= New British Broadcasting Station =

Nazi Germany propaganda radio station

The New British Broadcasting Station or NBBS was a covert German propaganda radio station, but largely purporting to be of a British origin.

==History==
On 30 October 1939, a meeting of the Germans decided to have propaganda radio stations. The station was set up by Adolf Raskin, who later was killed in the 1940 Deutsche Lufthansa Ju 90 crash. Prof Adolf Mahr took part in some broadcasting, for Irish broadcasts.

The station began at Soorstrasse 33 in Berlin. Erich Metzler (15 January 1910 - ) moved to London in 1929 to study at the LSE, returning to Germany in May 1930. He took over the running of the station.

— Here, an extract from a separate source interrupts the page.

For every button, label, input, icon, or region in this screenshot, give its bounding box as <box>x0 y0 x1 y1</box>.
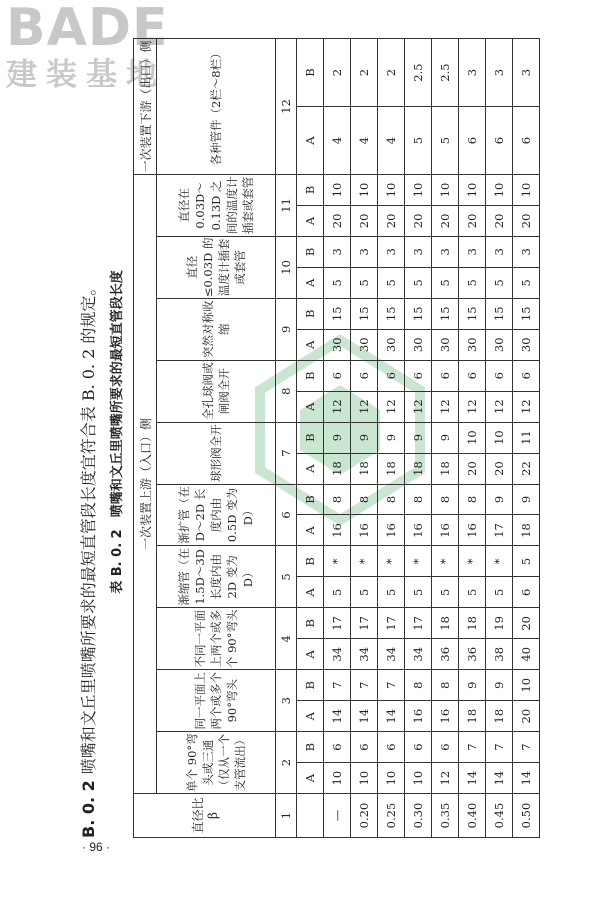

It also monitored the BBC, and broadcast propaganda by native English speakers, being where some British collaborators worked. The station invented stories, which the BBC believed at times; the BBC was required to have two sources for each story.

The station was featured in the 'Nazi Propaganda' episode of Secrets of War. Although the NBBS never typically descended into rudeness or coarse language, being largely unerringly polite until the end, the content of the broadcasts was not as pleasant as the delivery.

==Broadcasting==
The station went on air on the evening of Sunday 25 February 1940 on 50.63 metres wavelength.

The station was discussed in the House of Commons on Wednesday 20 March 1940, Wednesday 3 April 1940, Thursday 25 April 1940, a discussion of posters on Wednesday 8 May 1940, and Thursday 9 May 1940.

Programmes opened with a signature tune, which was a concatenation of British folk tunes - Annie Laurie, Comin' Thro' the Rye, The Bonnie Banks o' Loch Lomond and Auld Lang Syne, not unlike the later Radio 4 UK Theme.

There were ninety minutes daily, and the station concluded broadcast with God Save the King; it was an intentional parody of the BBC Home Service. It broadcast at 9.30pm and 10.30pm, and 5.30pm and 9.30pm on Sundays.

In 1942 the station tried to imply that RAF raids were ineffective, and the RAF should 'only be for close support of the army'. The station ran topics such as a belief of international Jewish finance and continental Freemasonry were pursuing a policy of world domination, by wars and revolution. On Thursday 4 April 1940, it announced that it had set up the 'Institute of British Opinion'. In Britain there was also the British Institute of Public Opinion.

==Effect on British people==
English regional newspapers sniggered at the many geographical and cultural faux-pas of the material being portrayed as from the UK.

==Convictions==

Once the war had finished, anyone that was found to have willingly broadcast for the NBBS faced prosecution under the Defence Regulations and lengthy prison sentences. Many of those prosecuted claimed ignorance, but the prosecutors merely saw this as nothing more than attempted further lying, or obvious subterfuge.

- Lance Corporal Ronald Spillman, aged 24, of Mare Street in east London, captured at Crete, from February 1943, he read four news items a day for the NBBS; at his court martial at Chelsea Barracks, he received seven years.
- Leonard Banning, aged 37 he was prosecuted in court by Gerald Howard, receiving ten years.
- Charles Gilbert, born March 1917, he claimed to be a Dutchman working for the UN until caught by an intelligence officer, aged 29 he received nine months
- John Lingshaw, at his trial on 1 March 1946, he was sentenced to five years.